By The Associated Press
Saturday, December 19, 1998; 3:09 p.m. EST

Text of a written statement made by Senate Majority Leader Trent Lott following Saturday's House vote on articles of impeachment:

I was surprised by Bob Livingston's announcement this morning. I am not surprised, however, that Bob would put the interest of his country above any personal considerations.

The decision by the House of Representatives concerning the conduct of the president sets in motion a solemn process in the Senate of the United States. That process is governed both by the Constitution and by our rules and precedents.

At my direction, the Senate Legal Counsel has prepared an explanation of the historical background and current rules governing the Senate's impeachment proceedings. I have asked the counsel and deputy counsel -- Thomas Griffith and Morgan Frankel -- to be available for discussion of those procedures.

Senators will be prepared to fulfill their constitutional obligations. Each senator will take an oath to 'do impartial justice according to the Constitution and laws, so help me God.' Because of that oath, we must be judicious in any discussions of this matter either with the House managers of the Impeachment Resolution or with the White House.

There are steps that precede the beginning of an impeachment trial. Once the Senate is organized as an independent proceeding, there will be pleadings and motions that come before the taking of evidence. That makes it difficult, at this time, to determine when an actual trial will begin. The timing will depend greatly on the president and his lawyers.

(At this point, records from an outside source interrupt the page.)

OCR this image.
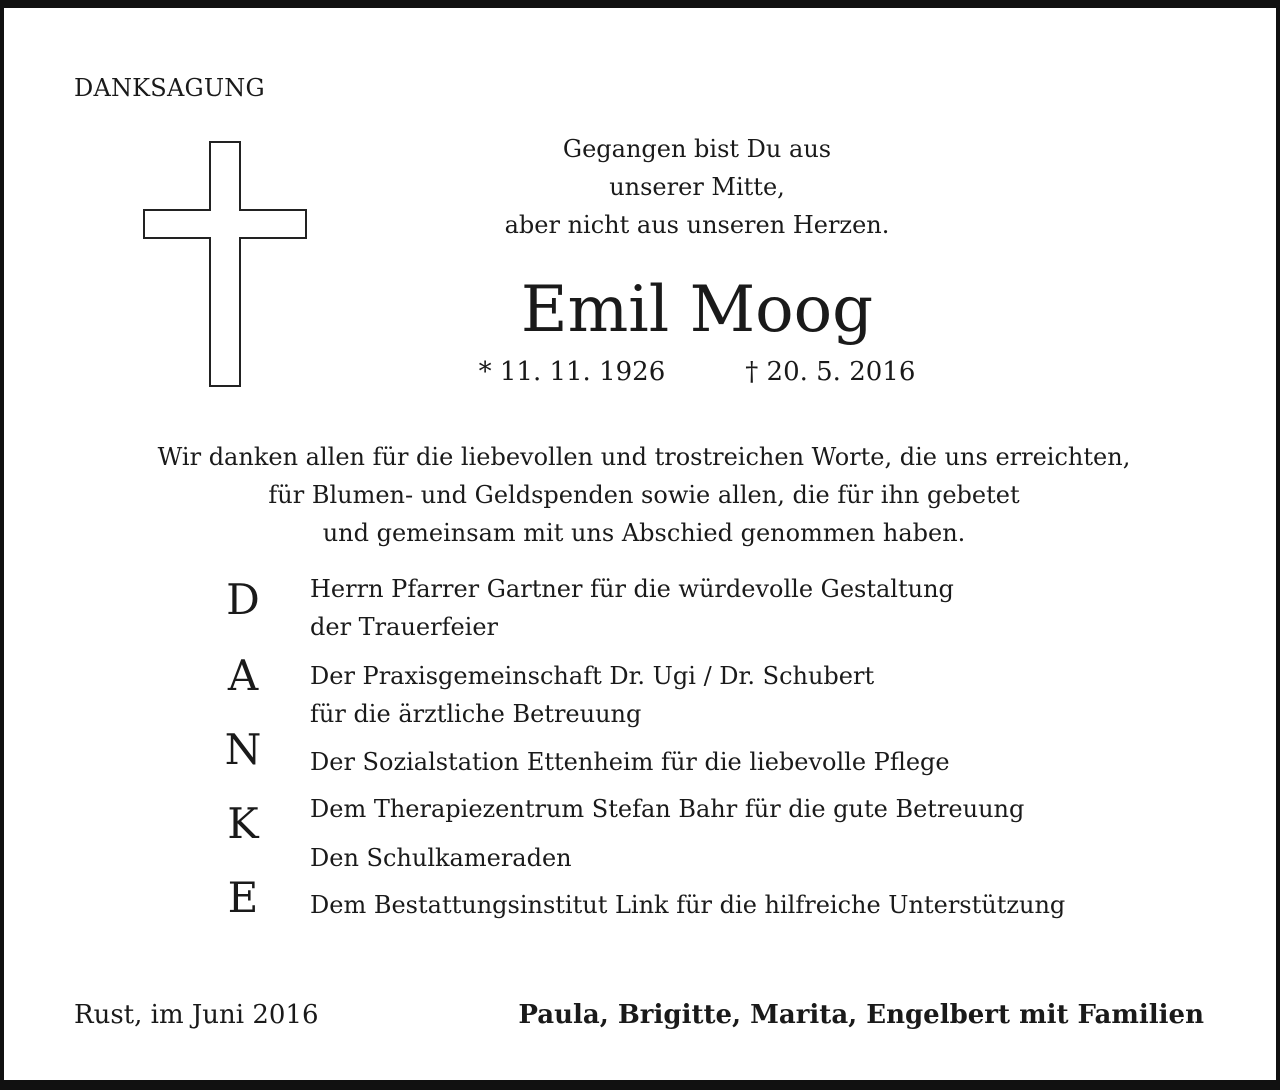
DANKSAGUNG
Gegangen bist Du aus
unserer Mitte,
aber nicht aus unseren Herzen.
Emil Moog
* 11. 11. 1926	† 20. 5. 2016
Wir danken allen für die liebevollen und trostreichen Worte, die uns erreichten,
für Blumen- und Geldspenden sowie allen, die für ihn gebetet
und gemeinsam mit uns Abschied genommen haben.
D Herrn Pfarrer Gartner für die würdevolle Gestaltung
der Trauerfeier
A	Der Praxisgemeinschaft Dr. Ugi / Dr. Schubert
für die ärztliche Betreuung
N Der Sozialstation Ettenheim für die liebevolle Pflege
K	Dem Therapiezentrum Stefan Bahr für die gute Betreuung
Den Schulkameraden
E	Dem Bestattungsinstitut Link für die hilfreiche Unterstützung
Rust, im Juni 2016	Paula, Brigitte, Marita, Engelbert mit Familien
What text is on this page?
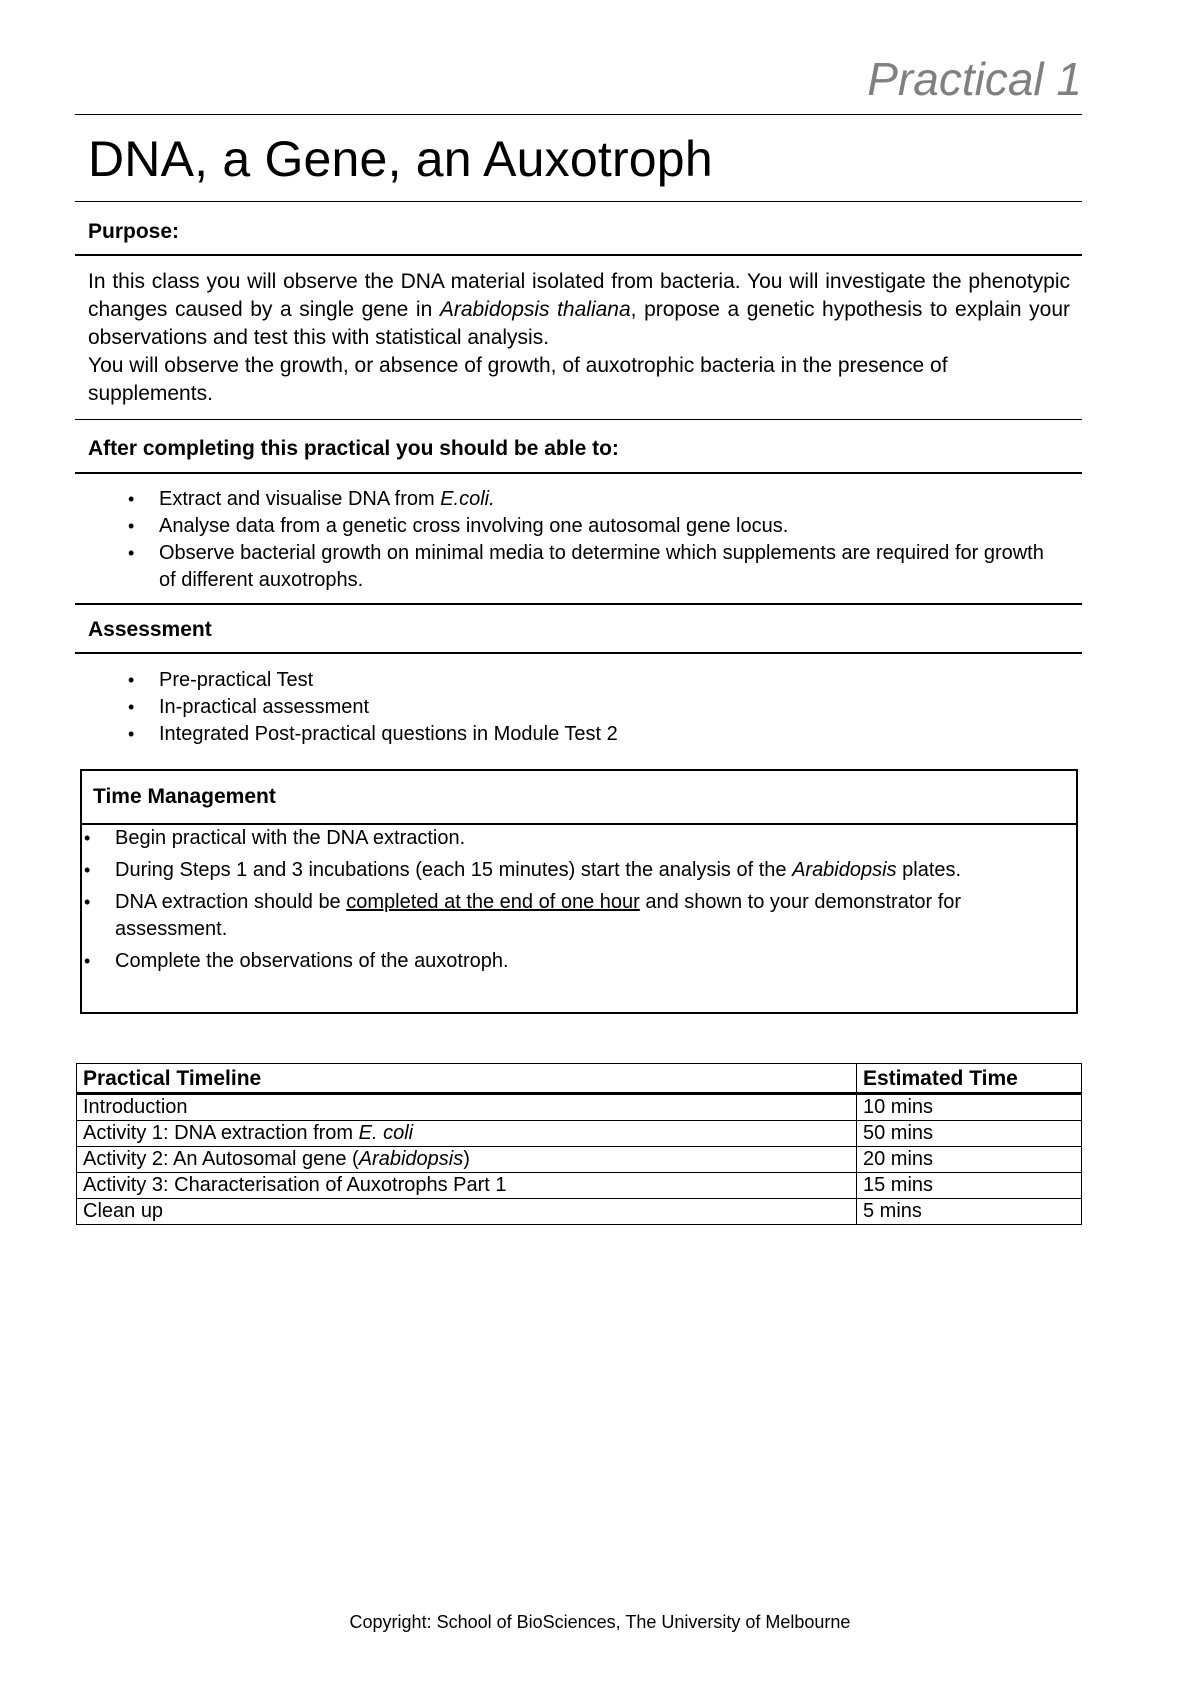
Practical 1
DNA, a Gene, an Auxotroph
Purpose:

In this class you will observe the DNA material isolated from bacteria. You will investigate the phenotypic changes caused by a single gene in Arabidopsis thaliana, propose a genetic hypothesis to explain your observations and test this with statistical analysis.

You will observe the growth, or absence of growth, of auxotrophic bacteria in the presence of supplements.

After completing this practical you should be able to:
• Extract and visualise DNA from E.coli.
• Analyse data from a genetic cross involving one autosomal gene locus.
• Observe bacterial growth on minimal media to determine which supplements are required for growth of different auxotrophs.
Assessment
• Pre-practical Test
• In-practical assessment
• Integrated Post-practical questions in Module Test 2
Time Management
• Begin practical with the DNA extraction.
• During Steps 1 and 3 incubations (each 15 minutes) start the analysis of the Arabidopsis plates.
• DNA extraction should be completed at the end of one hour and shown to your demonstrator for assessment.
• Complete the observations of the auxotroph.
Practical Timeline	Estimated Time
Introduction	10 mins
Activity 1: DNA extraction from E. coli	50 mins
Activity 2: An Autosomal gene (Arabidopsis)	20 mins
Activity 3: Characterisation of Auxotrophs Part 1	15 mins
Clean up	5 mins
Copyright: School of BioSciences, The University of Melbourne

In the weeks ahead, the Senate will address issues of great concern to the American people: making our schools the best in the world; preserving and strengthening Social Security; reducing both their tax burdens and the nation's debt; protecting the long-term future of Medicare; and reforming Congress' own budget process. So if the pre-trial period is prolonged, the Senate will have ample legislation to advance toward enactment. We will attend to the people's business.